Posted 15 November 2007 - 06:02 PM

Chicken Stroll


Part Nine

A day dawned cold and clear. The sort of day where there should be frost, even if it is a little too warm for ice to form. The sky lightened into a delicate peachy pink, and mists slowly formed in the valleys around tiny streamlets. Birds started to call, their songs sounding almost surreally clear in the still air. Andorel stirred with a muffled squawk in the coop. It was dark in there, but the birdsong had aroused him from a sound sleep. It had taken him a while to get to sleep, since it had been difficult to figure out how to get comfy, but he thought back to the chickens of Candlekeep, and remembered how they tucked their heads back, keeping their beaks warm in the fluff between their wings, and he'd found that it was a very nice and cosy way to sleep, especially with his left leg tucked up into his feathers. Now, however, he was wide awake, and a strange feeling was creeping over him. An urge to do...something. He couldn't figure out what, though. He roused his feathers and settled them. The feeling was getting stronger constantly. He fidgeted slightly on his perch, and Dekaras stirred slightly, making a half-asleep whistling noise. Cracks of sunlight poked through the gaps in the wooden coop, slicing the dark air into segments. Gah...I have to move. Gotta get some fresh air. What in the Abyss is wrong with me?

He jumped down onto the straw covered floor, and squeezed his way of the small door into the bright morning. As the sun hit him, though, the feeling got even more intense. He staggered to one side, and then shook himself, trying to clear his head. He flapped in agitation, fluttering up to the top of the ridged coop. Sunlight hit his green comb. Sweet Tyr...I'm gonna burst. I'm gonna burst! I can't stop myself! He stretched out his neck and breathed in deeply, his chest expanding, then the feeling grew to a sharp point as he threw his head back and yelled at the top of his voice.

“Cock-a-doodle-doo!” Oh yeah. Guess that was what I wanted to do. Makes sense. He chuckled to himself, making quiet squawking noises.

“Cock-a-doodle-doo!” Came a loud answering voice from another rooftop. Andorel looked around to see Edwin, tail plumes sparkling, looking at him smugly.

The scruffy rooster puffed up in annoyance, all humanity (well, half-orcity) forgotten. How dare he challenge me? I'm the biggest rooster, I'll show him! “COCK-A-DOODLE-DOO!”

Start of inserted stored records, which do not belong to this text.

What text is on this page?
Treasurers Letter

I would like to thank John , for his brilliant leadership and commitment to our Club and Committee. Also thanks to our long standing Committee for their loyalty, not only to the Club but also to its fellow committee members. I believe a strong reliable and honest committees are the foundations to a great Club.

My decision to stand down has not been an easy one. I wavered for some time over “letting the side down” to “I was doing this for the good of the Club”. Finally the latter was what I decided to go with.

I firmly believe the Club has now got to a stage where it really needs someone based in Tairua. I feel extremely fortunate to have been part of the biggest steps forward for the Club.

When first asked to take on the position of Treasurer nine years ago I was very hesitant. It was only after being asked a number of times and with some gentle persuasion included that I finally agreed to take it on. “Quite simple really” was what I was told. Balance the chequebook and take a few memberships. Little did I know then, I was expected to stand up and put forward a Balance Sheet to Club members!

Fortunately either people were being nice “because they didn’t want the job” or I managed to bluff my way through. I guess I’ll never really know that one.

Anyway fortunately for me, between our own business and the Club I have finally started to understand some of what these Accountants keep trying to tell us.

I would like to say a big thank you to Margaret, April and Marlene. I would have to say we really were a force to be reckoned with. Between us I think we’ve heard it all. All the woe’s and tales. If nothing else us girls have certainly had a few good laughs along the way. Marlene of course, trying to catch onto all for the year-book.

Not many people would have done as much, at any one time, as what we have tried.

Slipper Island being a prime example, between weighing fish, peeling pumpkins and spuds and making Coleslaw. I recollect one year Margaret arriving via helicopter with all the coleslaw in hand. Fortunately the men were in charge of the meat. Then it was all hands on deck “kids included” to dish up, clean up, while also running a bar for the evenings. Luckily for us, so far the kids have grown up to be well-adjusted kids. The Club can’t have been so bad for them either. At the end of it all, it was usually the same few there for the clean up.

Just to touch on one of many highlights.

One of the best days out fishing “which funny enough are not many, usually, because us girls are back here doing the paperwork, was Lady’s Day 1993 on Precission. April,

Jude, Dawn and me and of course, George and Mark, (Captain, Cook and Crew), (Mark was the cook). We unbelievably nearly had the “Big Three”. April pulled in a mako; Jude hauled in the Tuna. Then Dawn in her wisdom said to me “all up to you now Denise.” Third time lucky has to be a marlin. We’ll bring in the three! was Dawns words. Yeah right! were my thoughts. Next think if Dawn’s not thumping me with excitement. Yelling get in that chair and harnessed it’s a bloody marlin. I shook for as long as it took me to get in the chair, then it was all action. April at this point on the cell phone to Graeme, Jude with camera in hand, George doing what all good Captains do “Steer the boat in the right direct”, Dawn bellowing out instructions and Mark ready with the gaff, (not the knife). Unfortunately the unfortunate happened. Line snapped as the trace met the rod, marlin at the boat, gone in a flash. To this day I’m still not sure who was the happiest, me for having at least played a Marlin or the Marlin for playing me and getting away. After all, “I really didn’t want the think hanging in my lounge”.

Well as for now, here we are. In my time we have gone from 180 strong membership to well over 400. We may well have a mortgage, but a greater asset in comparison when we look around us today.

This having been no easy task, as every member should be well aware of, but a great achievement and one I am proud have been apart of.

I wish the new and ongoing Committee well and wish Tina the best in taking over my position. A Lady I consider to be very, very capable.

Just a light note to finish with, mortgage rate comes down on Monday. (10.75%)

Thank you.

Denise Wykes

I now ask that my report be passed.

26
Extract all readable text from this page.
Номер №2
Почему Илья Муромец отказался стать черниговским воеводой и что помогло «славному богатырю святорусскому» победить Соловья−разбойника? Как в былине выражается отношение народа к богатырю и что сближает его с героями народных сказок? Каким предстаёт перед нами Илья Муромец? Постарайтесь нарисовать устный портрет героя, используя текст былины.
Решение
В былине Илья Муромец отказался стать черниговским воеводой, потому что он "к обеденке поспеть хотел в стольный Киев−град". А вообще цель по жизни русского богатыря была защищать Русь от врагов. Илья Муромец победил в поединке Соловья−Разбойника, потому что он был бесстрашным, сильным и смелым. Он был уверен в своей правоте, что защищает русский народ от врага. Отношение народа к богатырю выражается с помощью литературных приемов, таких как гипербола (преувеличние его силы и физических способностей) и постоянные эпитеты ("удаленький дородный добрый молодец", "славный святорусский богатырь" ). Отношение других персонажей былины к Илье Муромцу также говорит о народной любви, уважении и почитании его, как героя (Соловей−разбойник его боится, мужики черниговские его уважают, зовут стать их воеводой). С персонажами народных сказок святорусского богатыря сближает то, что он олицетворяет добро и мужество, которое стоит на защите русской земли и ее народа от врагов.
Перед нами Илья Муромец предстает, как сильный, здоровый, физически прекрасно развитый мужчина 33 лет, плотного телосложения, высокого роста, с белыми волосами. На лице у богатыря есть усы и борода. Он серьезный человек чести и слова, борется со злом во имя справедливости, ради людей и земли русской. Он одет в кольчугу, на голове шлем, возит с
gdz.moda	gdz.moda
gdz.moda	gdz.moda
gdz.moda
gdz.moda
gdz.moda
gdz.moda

The answering scream had an edge of hoarseness about it, but was still very loud. “COCK-A-DOODLE-DOO!”

“COCK-A-DOODLE-DOO!!” By now, Andorel was angry, and determined to beat this interloper.

“COCK-A-DOODLE-DOO!!” Came the answering reply.

A new voice suddenly joined in the dawn chorus and both Andorel's and Edwin's heads snapped round. Though the rhythm was right, this one chose to use different words, and was louder than both of them put together:

“SHUT-UP-BOTH OF-YOU!!” Dekaras screamed at the top of his voice, glaring angrily at the pair of competing roosters with red eyes. Edwin slicked his feathers down in sudden embarassment, while Andorel looked wonderingly at the black rooster.

“Wow, Vaddy, you've got a lotta bottled up anger, ain't ya?”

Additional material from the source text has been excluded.